Выражения глаз за очками я не видел, но Хьюи ощутимо побледнел. В следующее мгновение он стал красен.
— А берег как? Нет никого? Там… чего, глубоко?
— Два шага — и дно как в бездну уходит, — уверил механик. — Вода холодная и черная, ничего не видать… Дьявол только и соблазнится в такое корытце полезть…
— Это ты взял этого дурака! — Указательный палец Хьюи уперся мне в живот. — Ты, док!
— Но я с ним не пьянствовал, — парировал я, но тут же прочел в сведенных зубах Хьюи такую ненависть, что задушевно поправился:
— В конце концов, несчастный случай… И вряд ли шеф будет судить нас строго.
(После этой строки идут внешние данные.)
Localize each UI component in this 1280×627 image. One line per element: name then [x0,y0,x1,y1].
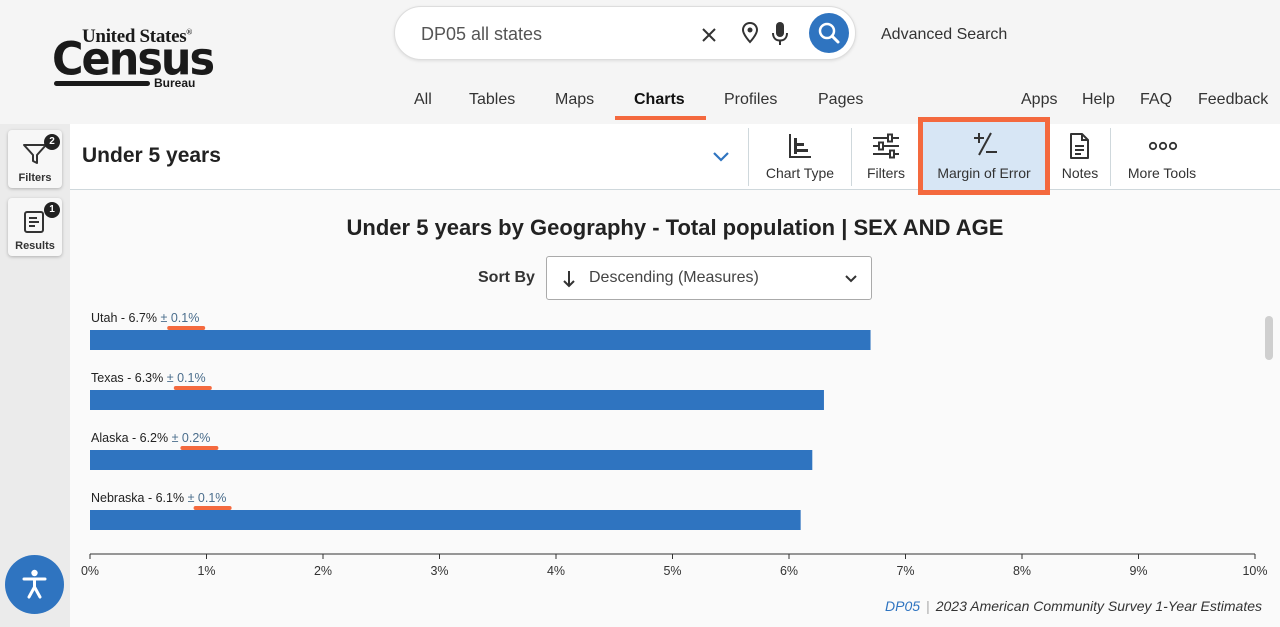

Палец скрючился, и огромная рука плетью упала почти до самого пола.
— Ты собрал свой вонючий гербарий? — остывая, поинтересовался мой слуга тоном господина.
— М-да!
— Тогда летим сегодня.
— Будем искать тело? — почтительно спросил механик.
— На черта нужна нам эта тухлятина, — последовал однозначный, раздраженный ответ Хьюи. — Лучше подготовь как следует вертолет. А ты, док, дай таблетку, что ли… Выпивка вся, а голова — будто… того и гляди в мелкие дребезги…
Когда я остался один, то почувствовал опустошение и радость — спокойную, как улыбка впавшего в транс медитации Будды.
В келью, сквозь прорубленное в камне окно, входил прямоугольный столб света. Ни пылинки не было в нем.
Я спустил ноги на холодные, растрескавшиеся плиты.
Что же… Я что-то сделал. Я не знаю зачем и ради чего, но это труд. Увенчавшийся удачей. И я действительно рад. Как всякий человек рад завершению труда своего, даже если тот оказался бессмыслен при подведении высшего итога. Суета любого труда окрыляет человека. Почему мы так странно устроены, кто ответит? Происходящего с нами не объяснить нам самим, как не объяснить белке, почему она бежит в своем колесе — бездумно и непрестанно.
Воздух дрогнул от внезапного тяжелого гуда. Это пилот опробовал двигатели, готовя вертолет к дальнему перелету. Он тоже приступил к работе. И радость его труда, наверное, только в кредитках… Нет, еще — в парении над землей. Как радость труда уже выздоровевшего Сухого Бамбука в схватке, хитрых комбинациях, искусстве подчинить людей… У всех есть какая-то радость в том, что они делают за счет растраты дарованной им жизни. И эта радость для многих — олицетворение смысла жизни. Значит, многие счастливы. Нет?
Чан Ванли был красив. В известном смысле, конечно, но все же. Надменно иссохшим лицом умудренного властолюбца, алым кардинальским халатом, перстнями, колодами позолоченных сандалий на босу ногу; наконец, своим необходимым соответствием антикварной изысканности антуража приемной, где все, от мрамора пола до гобеленов, было тронуто клыками времени, но едва, словно этот осторожный прикус являл пробу на вечность вещей, что со всей тайной своего благословения свыше принадлежали Чан Ванли — также, казалось, отмеченному неким Знаком. Вероятно, я обманывался, и Знак составляли лишь отражения предметов, отблески их нетленной сути, собранные в призме жалкого старца, в гранях струящегося шелка его рясы, в морщинах отскобленных щек.